Après tout, certains prétendent que la pénurie de ventilateurs dans des pays comme les États-Unis est en partie due au fait que les entreprises donnent la priorité à la production de modèles plus chers et très rentables plutôt que moins chers, ceux de base. Des guerres d'enchères pour des ventilateurs rares éclatent déjà.
Un retour à la social-démocratie ?
Étant donné que le marché ne s'en sort pas et que la nécessité pour le gouvernement d'intervenir est plus évidente que jamais, on pourrait penser que l'heure de la social-démocratie est revenue.
Quelques pays, comme la Suède, évoquent en effet les valeurs sociales-démocrates de solidarité et d'attention aux autres. Controversé, le gouvernement suédois peut croire que ces valeurs sont si fortes que des dispositions de verrouillage plus strictes ne sont pas nécessaires pour faire respecter la conformité de la communauté.
D'autres pays sociaux-démocrates comme le Danemark ont été parmi les premiers à introduire des formes de soutien salarial pour les personnes licenciées.
Cependant, à une époque où même les gouvernements conservateurs de pays comme l'Allemagne, La Grande-Bretagne et l'Australie abandonnent les restrictions néolibérales sur les restrictions budgétaires pour jeter des milliards sur la pandémie et leurs économies qui s'effondrent, le besoin de gouvernements sociaux-démocrates n'est peut-être pas aussi évident qu'auparavant.

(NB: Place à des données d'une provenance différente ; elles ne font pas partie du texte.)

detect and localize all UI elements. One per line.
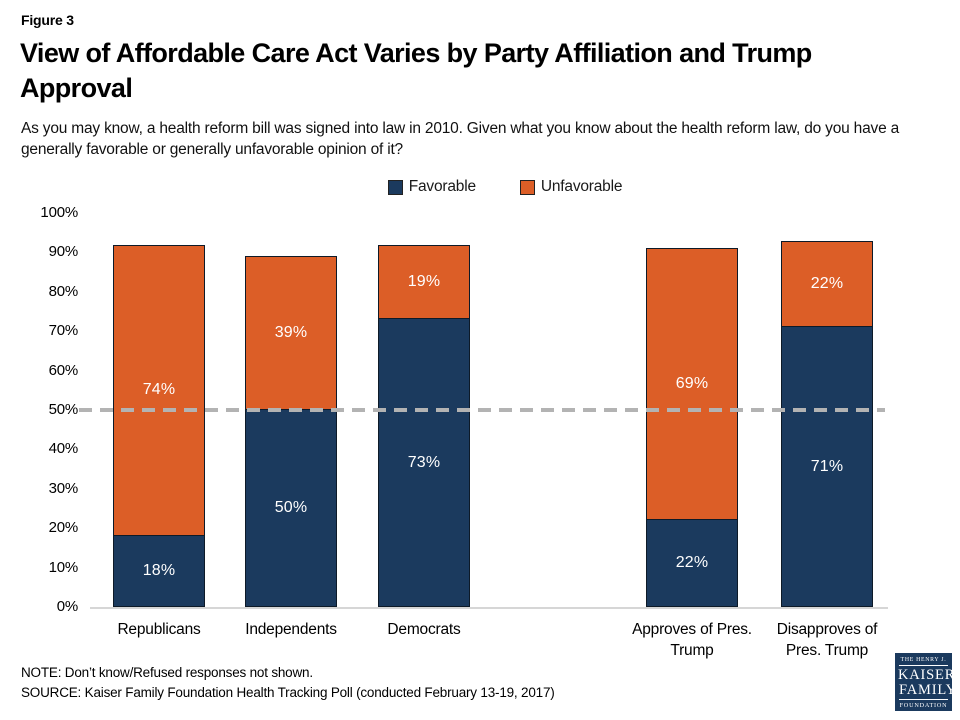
legend-item-favorable: Favorable xyxy=(387,178,476,196)
bar-value-label-unfavorable: 69% xyxy=(675,375,709,393)
bar-value-label-unfavorable: 19% xyxy=(407,272,441,290)
y-axis-tick-40: 40% xyxy=(48,440,79,458)
reference-line-50-percent xyxy=(79,408,885,412)
x-axis-label-independents: Independents xyxy=(245,621,337,638)
y-axis-tick-90: 90% xyxy=(48,243,79,261)
y-axis-tick-80: 80% xyxy=(48,282,79,300)
bar-disapproves-of-pres-trump-favorable: 71% xyxy=(781,327,873,607)
x-axis-label-approves-of-pres-trump: Approves of Pres. Trump xyxy=(632,621,752,659)
x-axis-line xyxy=(90,607,888,609)
figure-label: Figure 3 xyxy=(21,12,74,28)
bar-value-label-favorable: 18% xyxy=(142,562,176,580)
note-text: NOTE: Don’t know/Refused responses not s… xyxy=(21,665,313,680)
y-axis-tick-100: 100% xyxy=(40,204,78,221)
bar-value-label-favorable: 73% xyxy=(407,453,441,471)
page-title: View of Affordable Care Act Varies by Pa… xyxy=(20,38,812,104)
logo-family-text: FAMILY xyxy=(899,682,956,701)
chart-legend: Favorable Unfavorable xyxy=(25,178,960,196)
bar-republicans-favorable: 18% xyxy=(113,536,205,607)
bar-republicans-unfavorable: 74% xyxy=(113,244,205,537)
survey-question-text: As you may know, a health reform bill wa… xyxy=(21,120,900,159)
logo-kaiser-text: KAISER xyxy=(898,666,956,683)
bar-democrats-favorable: 73% xyxy=(378,319,470,607)
bar-value-label-unfavorable: 22% xyxy=(810,274,844,292)
kff-logo: THE HENRY J. KAISER FAMILY FOUNDATION xyxy=(895,653,956,711)
bar-approves-of-pres-trump-unfavorable: 69% xyxy=(646,248,738,521)
bar-independents-unfavorable: 39% xyxy=(245,256,337,410)
bar-disapproves-of-pres-trump-unfavorable: 22% xyxy=(781,240,873,328)
legend-label-unfavorable: Unfavorable xyxy=(540,178,623,195)
legend-label-favorable: Favorable xyxy=(408,178,476,195)
legend-item-unfavorable: Unfavorable xyxy=(519,178,623,196)
y-axis-tick-60: 60% xyxy=(48,361,79,379)
bar-independents-favorable: 50% xyxy=(245,410,337,607)
legend-swatch-favorable xyxy=(387,179,403,195)
bar-value-label-unfavorable: 74% xyxy=(142,381,176,399)
bar-value-label-favorable: 71% xyxy=(810,457,844,475)
source-text: SOURCE: Kaiser Family Foundation Health … xyxy=(21,685,555,701)
bar-value-label-favorable: 22% xyxy=(675,554,709,572)
y-axis-tick-0: 0% xyxy=(56,598,78,615)
logo-henry-j-text: THE HENRY J. xyxy=(899,657,948,666)
x-axis-label-disapproves-of-pres-trump: Disapproves of Pres. Trump xyxy=(776,621,878,659)
y-axis-tick-30: 30% xyxy=(48,479,79,497)
legend-swatch-unfavorable xyxy=(519,179,535,195)
y-axis-tick-70: 70% xyxy=(48,322,79,340)
logo-foundation-text: FOUNDATION xyxy=(899,702,948,710)
bar-value-label-favorable: 50% xyxy=(274,499,308,516)
footnote-block: NOTE: Don’t know/Refused responses not s… xyxy=(21,663,555,704)
bar-democrats-unfavorable: 19% xyxy=(378,244,470,320)
x-axis-label-republicans: Republicans xyxy=(117,621,201,638)
y-axis-tick-20: 20% xyxy=(48,519,79,537)
bar-approves-of-pres-trump-favorable: 22% xyxy=(646,520,738,607)
y-axis-tick-10: 10% xyxy=(48,558,79,576)
y-axis-tick-50: 50% xyxy=(48,401,79,418)
x-axis-label-democrats: Democrats xyxy=(387,621,461,638)
bar-value-label-unfavorable: 39% xyxy=(274,324,308,342)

Par ailleurs, les gouvernements sociaux-démocrates sont confrontés aux mêmes défis impossibles que les gouvernements conservateurs.

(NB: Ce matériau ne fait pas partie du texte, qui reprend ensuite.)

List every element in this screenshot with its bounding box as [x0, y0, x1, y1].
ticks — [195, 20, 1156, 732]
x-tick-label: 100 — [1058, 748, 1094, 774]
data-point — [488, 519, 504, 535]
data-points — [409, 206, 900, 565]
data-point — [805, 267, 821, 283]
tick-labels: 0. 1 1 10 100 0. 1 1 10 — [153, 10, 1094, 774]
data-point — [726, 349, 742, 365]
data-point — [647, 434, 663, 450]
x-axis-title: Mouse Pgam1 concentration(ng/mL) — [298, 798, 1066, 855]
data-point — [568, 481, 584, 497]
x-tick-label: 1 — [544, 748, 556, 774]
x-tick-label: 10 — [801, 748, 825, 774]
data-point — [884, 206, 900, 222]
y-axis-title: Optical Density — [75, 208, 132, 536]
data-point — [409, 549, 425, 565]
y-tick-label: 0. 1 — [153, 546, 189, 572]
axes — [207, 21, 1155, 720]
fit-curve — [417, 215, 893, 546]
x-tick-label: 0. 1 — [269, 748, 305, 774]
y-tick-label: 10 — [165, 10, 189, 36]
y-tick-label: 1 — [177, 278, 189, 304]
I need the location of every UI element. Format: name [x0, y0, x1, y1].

Dans mon récent livre sur la social-démocratie et l'égalité, J'ai soutenu que l'un des principaux objectifs des gouvernements sociaux-démocrates était de faire en sorte que les citoyens se sentent en sécurité et moins craintifs. La fourniture de bons services de santé accessibles au public et d'une aide au revenu pour les malades et les chômeurs en était un élément important.
Mais comment un gouvernement ou un parti politique peut-il faire en sorte que les gens se sentent en sécurité ou moins craintifs dans une pandémie et une catastrophe économique de cette ampleur ? Il s'agit d'une crise centennale qui pourrait exacerber la xénophobie, ainsi que les divisions sociales et économiques nationales existantes.
Par conséquent, le défi pour les sociaux-démocrates est que les problèmes qu'ils traiteraient normalement puissent être plutôt abordés par leurs opposants conservateurs traditionnels ou ceux d'extrême droite.
Cet article est republié à partir de The Conversation sous une licence Creative Commons. Lire l'article original.